Anticipating The January Employment Report

The most important economic news this week is Friday’s employment report from the Bureau of Labor Statistics. This monthly report contains a wealth of data for economists, probably the most significant in the near term being the month-over-month change in Total Nonfarm Employment (the PAYEMS series in the FRED repository).

Today we have the estimate for February nonfarm private employment from ADP at 139K new jobs and a TrimTabs estimated range of 125K to 155K total new jobs.

The ADP 139K estimate came in below the Investing.com forecast of 160K for the ADP number.

The Investing.com forecast for Friday’s BLS report is 150K nonfarm new jobs (the actual PAYEMS number). The Briefing.com PAYEMS consensus is 163K new jobs and their own estimate is for a slightly higher 165K.

Here is an excerpt from today’s ADP report:

“The U.S. private sector added 139,000 jobs in February, well below the average over the last 12 months,” said Carlos Rodriguez, president and chief executive officer of ADP. 

Mark Zandi, chief economist of Moody’s Analytics, said, “February was another soft month for the job market. Employment was weak across a number of industries. Bad winter weather, especially in mid-month, weighed on payrolls. Job growth is expected to improve with warmer temperatures.”

Here is the press release from TrimTabs:

“Job creation has basically been flat for the several months surrounding this past year-end,” said David Santschi, Chief Executive Officer of TrimTabs. “Neither real-time tax data nor key credit indicators points to the acceleration in economic growth that so many on Wall Street think is underway.” 

TrimTabs’ employment estimates are based on an analysis of daily income tax deposits to the U.S. Treasury from all salaried U.S. employees. They are historically more accurate than the initial estimates from the Bureau of Labor Statistics. 

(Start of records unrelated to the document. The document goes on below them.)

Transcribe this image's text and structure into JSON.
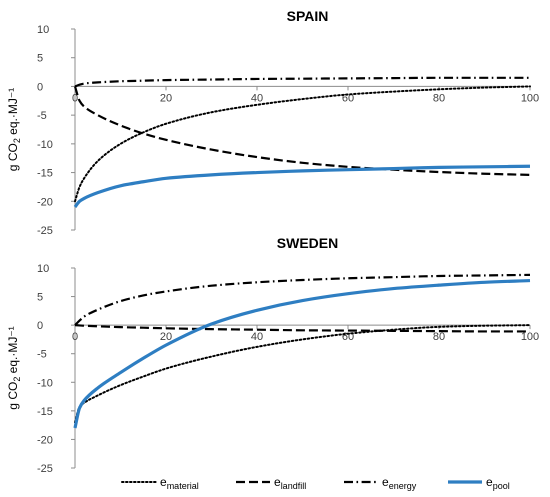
{
  "chart_data": [
    {
      "type": "line",
      "title": "SPAIN",
      "ylabel": "g CO2 eq.·MJ⁻¹",
      "xlim": [
        0,
        100
      ],
      "ylim": [
        -25,
        10
      ],
      "x_ticks": [
        "0",
        "20",
        "40",
        "60",
        "80",
        "100"
      ],
      "y_ticks": [
        "10",
        "5",
        "0",
        "-5",
        "-10",
        "-15",
        "-20",
        "-25"
      ],
      "x": [
        0,
        1,
        2,
        5,
        10,
        15,
        20,
        30,
        40,
        50,
        60,
        70,
        80,
        90,
        100
      ],
      "series": [
        {
          "name": "e_material",
          "style": "dotted",
          "color": "#000000",
          "values": [
            -20,
            -17.5,
            -16.0,
            -13.0,
            -10.0,
            -8.0,
            -6.5,
            -4.5,
            -3.2,
            -2.2,
            -1.4,
            -0.9,
            -0.5,
            -0.2,
            0.0
          ]
        },
        {
          "name": "e_landfill",
          "style": "dashed",
          "color": "#000000",
          "values": [
            0,
            -2.5,
            -3.5,
            -5.0,
            -6.8,
            -8.2,
            -9.3,
            -11.0,
            -12.3,
            -13.3,
            -14.0,
            -14.5,
            -14.9,
            -15.2,
            -15.4
          ]
        },
        {
          "name": "e_energy",
          "style": "dashdot",
          "color": "#000000",
          "values": [
            0,
            0.3,
            0.5,
            0.7,
            0.9,
            1.0,
            1.1,
            1.2,
            1.3,
            1.35,
            1.4,
            1.45,
            1.5,
            1.5,
            1.5
          ]
        },
        {
          "name": "e_pool",
          "style": "solid",
          "color": "#2E7EC2",
          "values": [
            -21,
            -20.0,
            -19.5,
            -18.5,
            -17.3,
            -16.6,
            -16.0,
            -15.4,
            -15.0,
            -14.7,
            -14.5,
            -14.3,
            -14.1,
            -14.0,
            -13.9
          ]
        }
      ]
    },
    {
      "type": "line",
      "title": "SWEDEN",
      "ylabel": "g CO2 eq.·MJ⁻¹",
      "xlim": [
        0,
        100
      ],
      "ylim": [
        -25,
        10
      ],
      "x_ticks": [
        "0",
        "20",
        "40",
        "60",
        "80",
        "100"
      ],
      "y_ticks": [
        "10",
        "5",
        "0",
        "-5",
        "-10",
        "-15",
        "-20",
        "-25"
      ],
      "x": [
        0,
        1,
        2,
        5,
        10,
        15,
        20,
        30,
        40,
        50,
        60,
        70,
        80,
        90,
        100
      ],
      "series": [
        {
          "name": "e_material",
          "style": "dotted",
          "color": "#000000",
          "values": [
            -17,
            -14.3,
            -13.6,
            -12.3,
            -10.5,
            -9.0,
            -7.6,
            -5.5,
            -3.8,
            -2.5,
            -1.5,
            -0.8,
            -0.3,
            -0.1,
            0.0
          ]
        },
        {
          "name": "e_landfill",
          "style": "dashed",
          "color": "#000000",
          "values": [
            0,
            -0.05,
            -0.1,
            -0.2,
            -0.35,
            -0.45,
            -0.55,
            -0.7,
            -0.8,
            -0.9,
            -0.95,
            -1.0,
            -1.05,
            -1.1,
            -1.1
          ]
        },
        {
          "name": "e_energy",
          "style": "dashdot",
          "color": "#000000",
          "values": [
            0,
            0.8,
            1.5,
            2.7,
            4.2,
            5.2,
            5.9,
            6.9,
            7.5,
            7.9,
            8.2,
            8.4,
            8.6,
            8.7,
            8.8
          ]
        },
        {
          "name": "e_pool",
          "style": "solid",
          "color": "#2E7EC2",
          "values": [
            -18,
            -14.5,
            -13.2,
            -11.0,
            -8.3,
            -5.8,
            -3.5,
            0.2,
            2.6,
            4.3,
            5.5,
            6.4,
            7.0,
            7.5,
            7.8
          ]
        }
      ]
    }
  ],
  "legend": {
    "position": "bottom",
    "items": [
      {
        "base": "e",
        "sub": "material",
        "style": "dotted"
      },
      {
        "base": "e",
        "sub": "landfill",
        "style": "dashed"
      },
      {
        "base": "e",
        "sub": "energy",
        "style": "dashdot"
      },
      {
        "base": "e",
        "sub": "pool",
        "style": "solid",
        "color": "#2E7EC2"
      }
    ]
  }
}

In a research note, TrimTabs explained that it is citing a range rather than a single figure for its February estimate because the impact of bonus shifting last year is skewing income tax withholdings. Many employers paid bonuses that would normally have been paid in January 2013 and February 2013 in December 2012 to avoid higher income tax rates. Some of the withholdings on bonuses paid in December 2012 were not received by the Treasury until January 2013. 

“Starting the month of March, the impact of bonus shifting will no longer be an issue so we will be able to return to a more specific monthly jobs estimate,” noted Santschi.